I've just finished reading this book by Atul Gawande, the third book of his which I've read. He is a surgeon in Boston who lectures and teaches widely on patient safety and improving medical healthcare. His first two books 'Complications' and 'Better' looked at some of the common problems encountered in modern medicine and the stories of people trying to improve care.
This third book looks specifically at 'the checklist'. Atul Gawande was one of the team of professionals who helped develop the WHO Surgical Checklist - certainly as far as I'm aware, one of the best examples of how a simple checklist can help to make medicine safer. One of the chapters does focus on the WHO Surgical checklist including it's success and some of the barriers which had to be overcome for its implementation. But this book is not just about the WHO Surgical Checklist. He draws on examples from other professions, such as architecture, finance and the airline industry to show how simple checklists can help to ensure that in complex situations, important simple considerations are not forgotten, helping to reduce the frequency of errors.

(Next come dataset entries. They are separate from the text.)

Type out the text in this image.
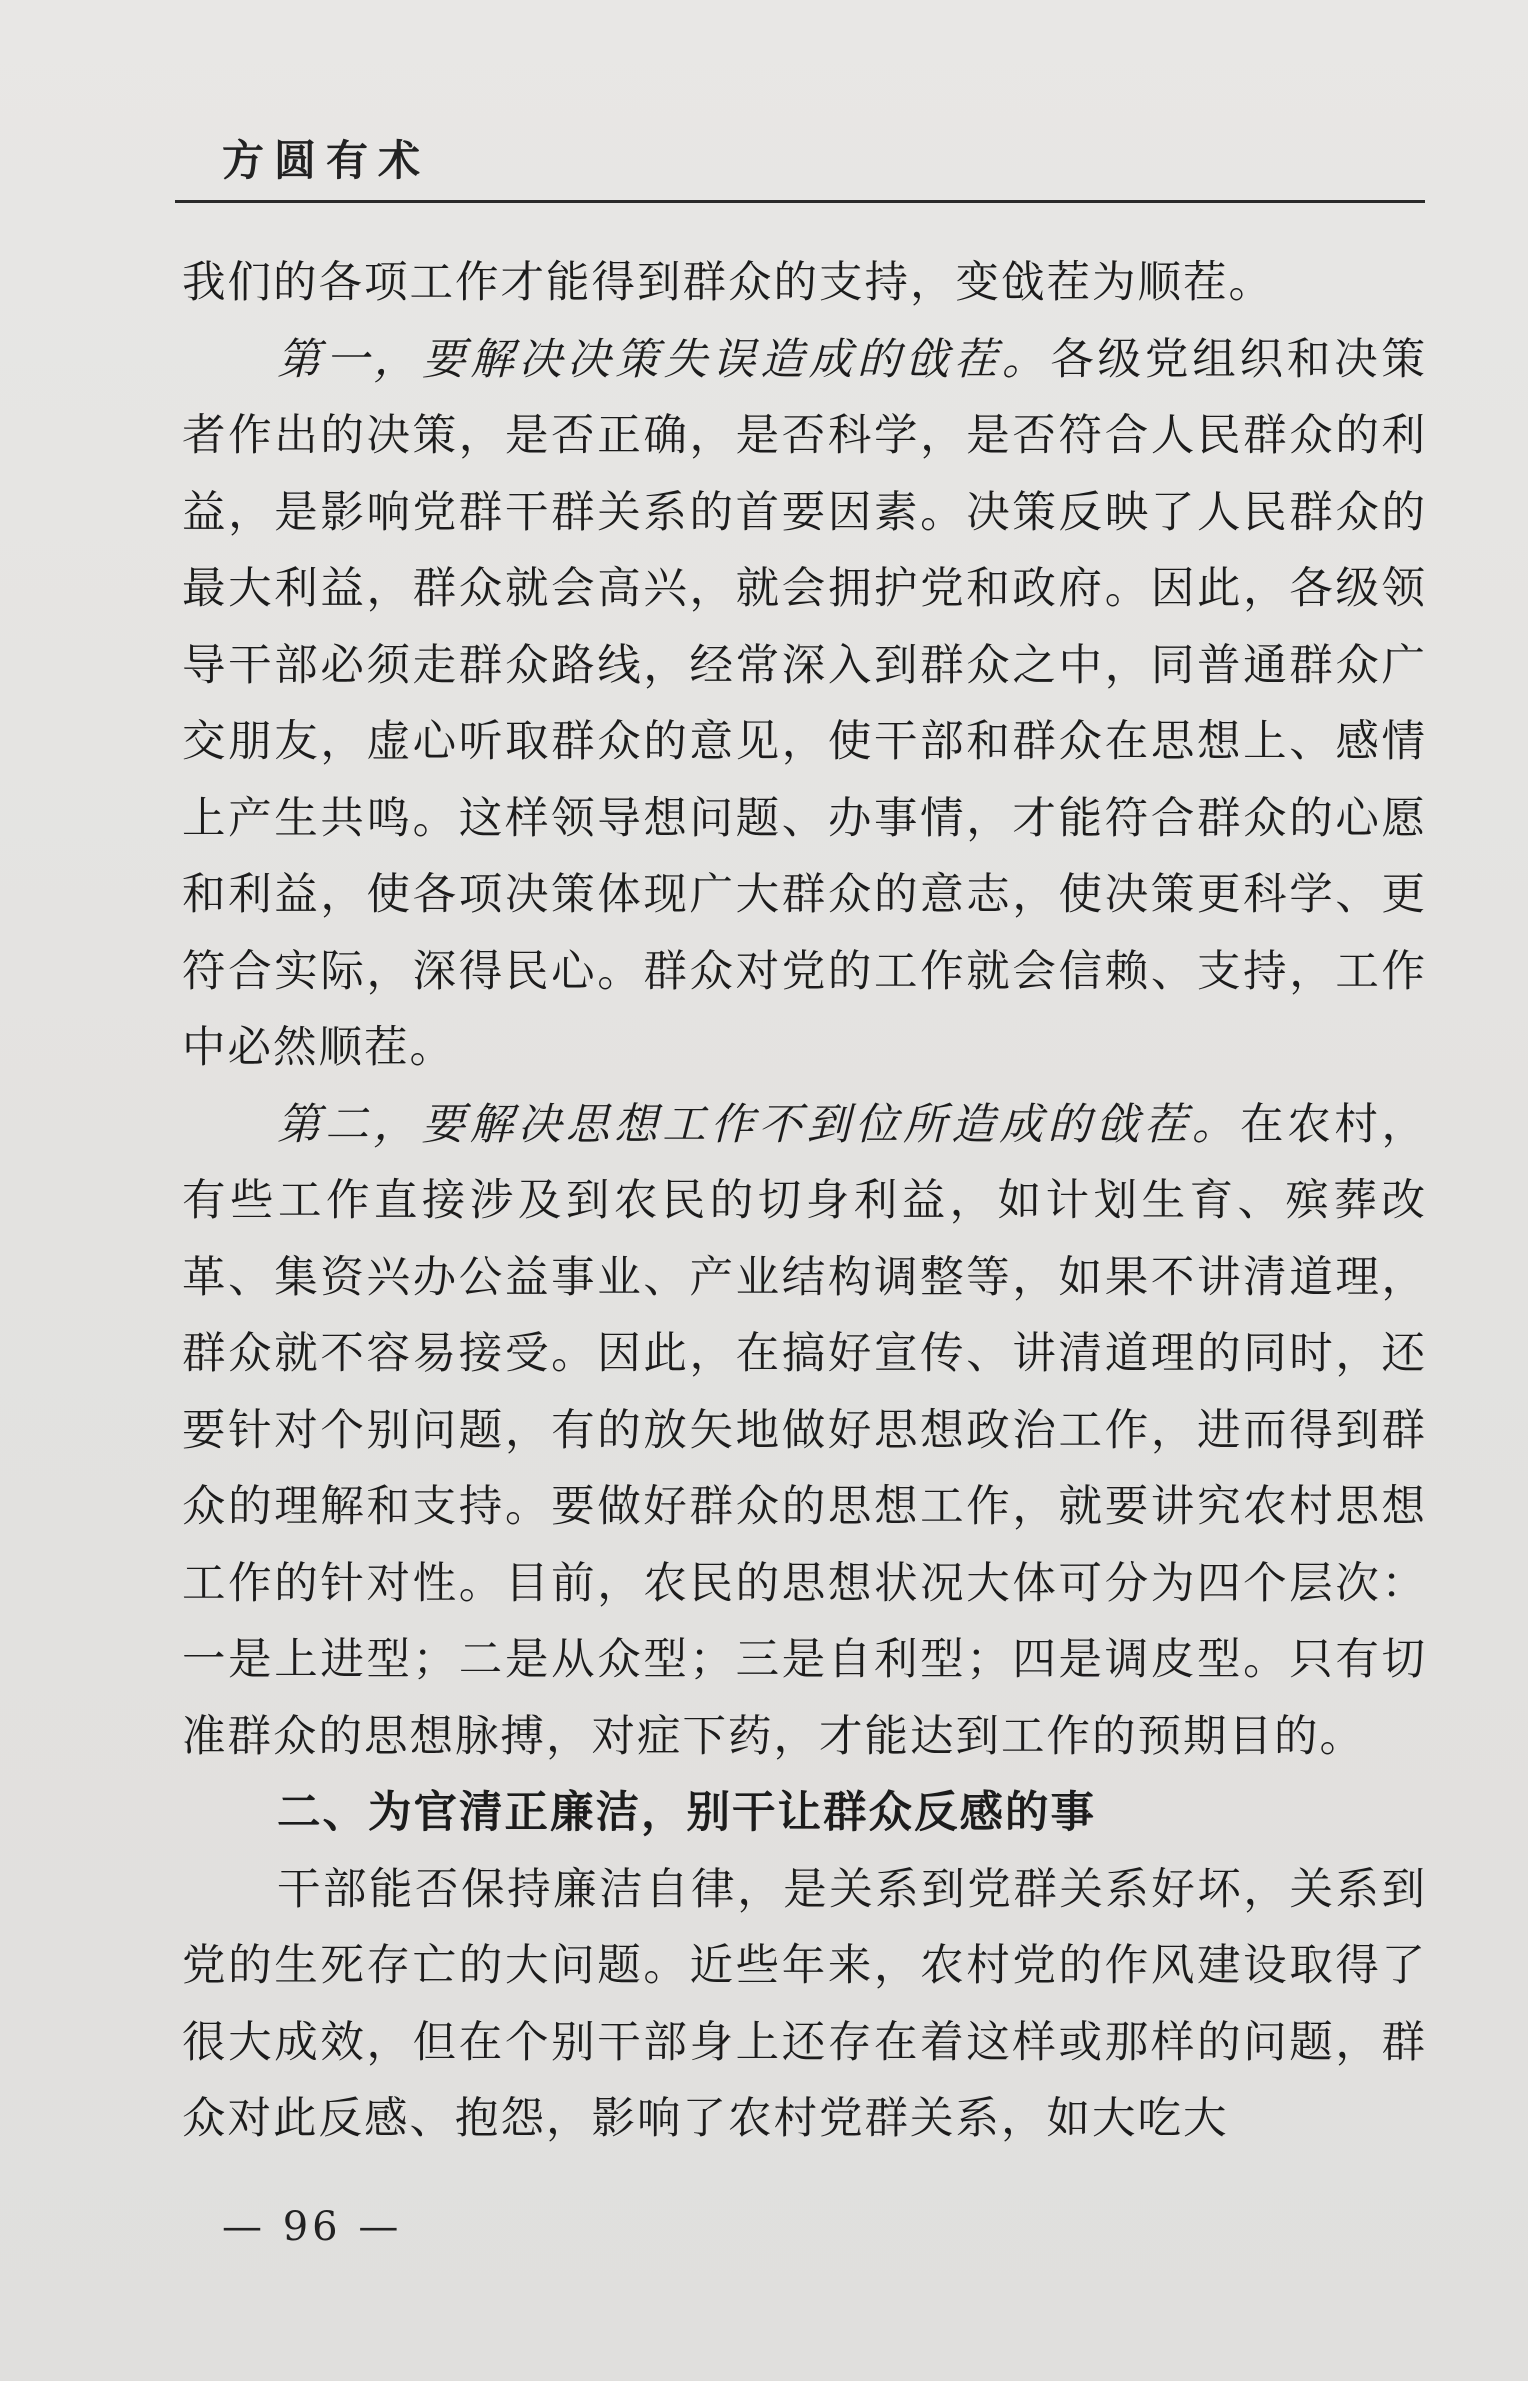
方圆有术

我们的各项工作才能得到群众的支持，变戗茬为顺茬。

第一，要解决决策失误造成的戗茬。各级党组织和决策者作出的决策，是否正确，是否科学，是否符合人民群众的利益，是影响党群干群关系的首要因素。决策反映了人民群众的最大利益，群众就会高兴，就会拥护党和政府。因此，各级领导干部必须走群众路线，经常深入到群众之中，同普通群众广交朋友，虚心听取群众的意见，使干部和群众在思想上、感情上产生共鸣。这样领导想问题、办事情，才能符合群众的心愿和利益，使各项决策体现广大群众的意志，使决策更科学、更符合实际，深得民心。群众对党的工作就会信赖、支持，工作中必然顺茬。

第二，要解决思想工作不到位所造成的戗茬。在农村，有些工作直接涉及到农民的切身利益，如计划生育、殡葬改革、集资兴办公益事业、产业结构调整等，如果不讲清道理，群众就不容易接受。因此，在搞好宣传、讲清道理的同时，还要针对个别问题，有的放矢地做好思想政治工作，进而得到群众的理解和支持。要做好群众的思想工作，就要讲究农村思想工作的针对性。目前，农民的思想状况大体可分为四个层次：一是上进型；二是从众型；三是自利型；四是调皮型。只有切准群众的思想脉搏，对症下药，才能达到工作的预期目的。

二、为官清正廉洁，别干让群众反感的事

干部能否保持廉洁自律，是关系到党群关系好坏，关系到党的生死存亡的大问题。近些年来，农村党的作风建设取得了很大成效，但在个别干部身上还存在着这样或那样的问题，群众对此反感、抱怨，影响了农村党群关系，如大吃大

— 96 —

The thing about checklists is that they are easy to create and design. All it takes is to look at errors which have been made and then try to put checks in place to stop them from happening. The difficult part is bringing them into practice, proving that they make things safer, overcoming the skeptics (there are always some!) and figuring out when and where to use these checklists. They also have to be designed in such a way that they are easy to use: not too long, not too short, readily available, with clear instructions about who is to use it and at what time. Is it a 'read-do' checklist (ie. do each task as the checklist is read), or a 'do-confirm' checklist (one where the task is completed and someone checks off the list that nothing has been missed). The results from the WHO surgical checklist in its initial trials were astonishing and Atul Gawande recalls in the final chapter about one of his patient's lives was saved when a check on the surgical list ensured that cross-matched blood units were available ('just in case') and a patient had a large unexpected haemorrage intra-operatively.
Checklists are starting to be introduced into medicine in the UK. A perfect example of how a checklist is being used in hospitals in Scotland is the 'Sepsis 6' checklist - a list of 6 simple tasks (oxygen, antibiotics, urine output monitoring, blood test for lactate level, intra-venous fluids and blood cultures) which should be completed in one hour for all patients diagnosed with sepsis - a common problem with a high rate of mortality if not treated rapidly.
The best way to introduce a checklist is via a small tests of change: 'plan, do, study, act' cycles. A checklist always requires modifications in the initial stages and testing in small numbers of patients at a time enables these tests to be observed. At the moment I'm trying to help introduce a 'ward-round checklist' in the medical wards to be used by doctors on ward rounds. I'd strongly recommend this book to anyone interesting in patient safety improvement.